I'd shown up on this island desperate to keep my position, desperate to be the one who succeeded in doing the impossible: getting secrets out of August Fletcher. But all of that had changed.

August's secrets? They were mine. His. I didn't want to share them with anyone. I didn't want to share him with anyone. I wanted him to stay on the island where he belonged, living his life peacefully like the way he had been before I showed up in his uncle's bar.
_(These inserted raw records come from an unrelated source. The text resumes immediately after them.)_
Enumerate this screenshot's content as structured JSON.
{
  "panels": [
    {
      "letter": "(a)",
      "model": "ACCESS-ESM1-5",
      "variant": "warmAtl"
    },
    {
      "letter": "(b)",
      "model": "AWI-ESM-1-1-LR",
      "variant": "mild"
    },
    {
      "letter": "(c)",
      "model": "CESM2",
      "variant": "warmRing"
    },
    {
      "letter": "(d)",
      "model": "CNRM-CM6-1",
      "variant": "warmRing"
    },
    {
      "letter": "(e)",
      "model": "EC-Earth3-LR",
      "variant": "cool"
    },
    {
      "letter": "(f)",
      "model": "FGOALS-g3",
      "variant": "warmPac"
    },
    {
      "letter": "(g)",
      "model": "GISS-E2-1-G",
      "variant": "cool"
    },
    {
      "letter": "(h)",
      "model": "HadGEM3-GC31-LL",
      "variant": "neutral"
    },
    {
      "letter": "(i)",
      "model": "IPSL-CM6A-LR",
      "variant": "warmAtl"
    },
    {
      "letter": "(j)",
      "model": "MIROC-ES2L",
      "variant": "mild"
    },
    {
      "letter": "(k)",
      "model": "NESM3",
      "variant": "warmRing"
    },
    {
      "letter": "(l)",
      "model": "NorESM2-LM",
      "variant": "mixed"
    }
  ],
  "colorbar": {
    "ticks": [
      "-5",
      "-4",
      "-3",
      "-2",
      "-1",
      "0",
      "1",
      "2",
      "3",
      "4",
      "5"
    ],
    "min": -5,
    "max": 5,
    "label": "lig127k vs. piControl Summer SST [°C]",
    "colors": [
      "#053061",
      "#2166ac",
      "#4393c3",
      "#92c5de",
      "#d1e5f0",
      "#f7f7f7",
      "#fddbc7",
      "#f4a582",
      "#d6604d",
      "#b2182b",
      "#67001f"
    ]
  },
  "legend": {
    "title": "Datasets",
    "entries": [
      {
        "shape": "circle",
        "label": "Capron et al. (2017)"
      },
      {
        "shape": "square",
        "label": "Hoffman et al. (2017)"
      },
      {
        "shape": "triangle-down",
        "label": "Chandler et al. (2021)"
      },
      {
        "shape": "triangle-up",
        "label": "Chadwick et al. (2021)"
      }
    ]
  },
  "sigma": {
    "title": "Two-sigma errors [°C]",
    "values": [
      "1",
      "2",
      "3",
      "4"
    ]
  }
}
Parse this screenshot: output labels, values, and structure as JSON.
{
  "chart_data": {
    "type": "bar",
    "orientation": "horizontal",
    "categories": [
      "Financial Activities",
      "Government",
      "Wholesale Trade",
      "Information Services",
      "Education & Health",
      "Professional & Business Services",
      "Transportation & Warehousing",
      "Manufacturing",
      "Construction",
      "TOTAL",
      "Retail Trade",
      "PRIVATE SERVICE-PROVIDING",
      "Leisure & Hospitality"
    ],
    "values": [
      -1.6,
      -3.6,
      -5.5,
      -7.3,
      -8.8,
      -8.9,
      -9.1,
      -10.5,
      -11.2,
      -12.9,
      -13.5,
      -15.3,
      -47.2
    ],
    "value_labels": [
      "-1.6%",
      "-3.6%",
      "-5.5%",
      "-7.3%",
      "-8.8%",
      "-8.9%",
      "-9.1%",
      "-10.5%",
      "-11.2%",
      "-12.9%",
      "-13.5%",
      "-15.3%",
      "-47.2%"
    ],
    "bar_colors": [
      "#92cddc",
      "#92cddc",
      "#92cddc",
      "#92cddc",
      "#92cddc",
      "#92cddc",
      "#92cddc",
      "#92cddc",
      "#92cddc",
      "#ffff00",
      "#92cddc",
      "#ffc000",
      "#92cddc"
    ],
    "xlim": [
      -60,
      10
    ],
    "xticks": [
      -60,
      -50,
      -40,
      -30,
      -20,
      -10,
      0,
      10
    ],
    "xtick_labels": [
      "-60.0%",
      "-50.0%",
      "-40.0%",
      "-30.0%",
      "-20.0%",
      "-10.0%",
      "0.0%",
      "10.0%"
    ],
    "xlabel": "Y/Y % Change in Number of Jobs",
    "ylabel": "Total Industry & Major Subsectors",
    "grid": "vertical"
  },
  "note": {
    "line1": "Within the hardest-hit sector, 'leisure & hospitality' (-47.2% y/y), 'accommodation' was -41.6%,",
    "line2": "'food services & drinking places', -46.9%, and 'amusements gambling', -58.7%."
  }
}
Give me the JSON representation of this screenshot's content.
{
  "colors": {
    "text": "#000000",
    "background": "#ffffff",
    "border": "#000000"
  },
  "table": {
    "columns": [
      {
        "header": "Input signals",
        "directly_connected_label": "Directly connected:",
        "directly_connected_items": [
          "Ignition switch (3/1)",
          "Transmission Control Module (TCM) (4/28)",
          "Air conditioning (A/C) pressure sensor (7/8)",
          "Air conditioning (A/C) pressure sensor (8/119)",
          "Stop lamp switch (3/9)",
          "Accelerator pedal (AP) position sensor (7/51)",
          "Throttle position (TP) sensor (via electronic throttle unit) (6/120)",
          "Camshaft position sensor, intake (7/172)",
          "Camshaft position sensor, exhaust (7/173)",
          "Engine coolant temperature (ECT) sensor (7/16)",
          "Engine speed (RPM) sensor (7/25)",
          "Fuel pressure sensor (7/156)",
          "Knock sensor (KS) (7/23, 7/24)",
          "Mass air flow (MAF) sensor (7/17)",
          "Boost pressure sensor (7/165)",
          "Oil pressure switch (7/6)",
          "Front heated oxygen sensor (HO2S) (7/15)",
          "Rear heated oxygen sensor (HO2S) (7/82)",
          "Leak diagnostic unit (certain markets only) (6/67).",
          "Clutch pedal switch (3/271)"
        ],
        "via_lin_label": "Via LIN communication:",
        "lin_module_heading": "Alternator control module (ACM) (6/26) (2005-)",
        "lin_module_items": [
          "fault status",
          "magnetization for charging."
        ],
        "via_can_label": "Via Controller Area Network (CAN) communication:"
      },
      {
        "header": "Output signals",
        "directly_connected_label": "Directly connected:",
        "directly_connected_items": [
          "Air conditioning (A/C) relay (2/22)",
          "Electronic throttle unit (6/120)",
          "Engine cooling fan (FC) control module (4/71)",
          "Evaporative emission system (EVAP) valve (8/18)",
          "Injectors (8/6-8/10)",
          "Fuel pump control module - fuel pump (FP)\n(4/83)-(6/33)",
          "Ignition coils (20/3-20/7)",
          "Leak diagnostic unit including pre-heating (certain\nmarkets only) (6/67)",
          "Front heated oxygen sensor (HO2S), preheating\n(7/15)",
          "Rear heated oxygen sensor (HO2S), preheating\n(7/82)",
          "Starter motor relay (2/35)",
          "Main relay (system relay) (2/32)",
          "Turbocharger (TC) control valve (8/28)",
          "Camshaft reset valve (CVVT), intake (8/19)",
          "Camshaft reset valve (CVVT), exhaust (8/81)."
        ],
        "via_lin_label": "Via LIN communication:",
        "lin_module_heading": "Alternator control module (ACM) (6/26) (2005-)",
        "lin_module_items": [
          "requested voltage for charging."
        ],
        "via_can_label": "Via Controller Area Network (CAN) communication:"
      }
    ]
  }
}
I had no idea what that meant for my life, but at the moment, that didn't really matter. I'd figure it out. The only thing I cared about was August.

I threw my backpack in the passenger seat and turned on his jeep, wincing when it roared to life. Maybe, just maybe, August didn't hear that. But most likely, he did. Most likely, he'd be walking through his house right now, and I definitely wouldn't have the strength to drive away if I saw his face.

I backed out of his driveway, keeping my eyes on the path behind me, on the empty road that led past the exclusive beach houses.

No one would ever notice me trying to sneak away if I was in New York. In fact, they hadn't noticed me slip away, not when I came down here.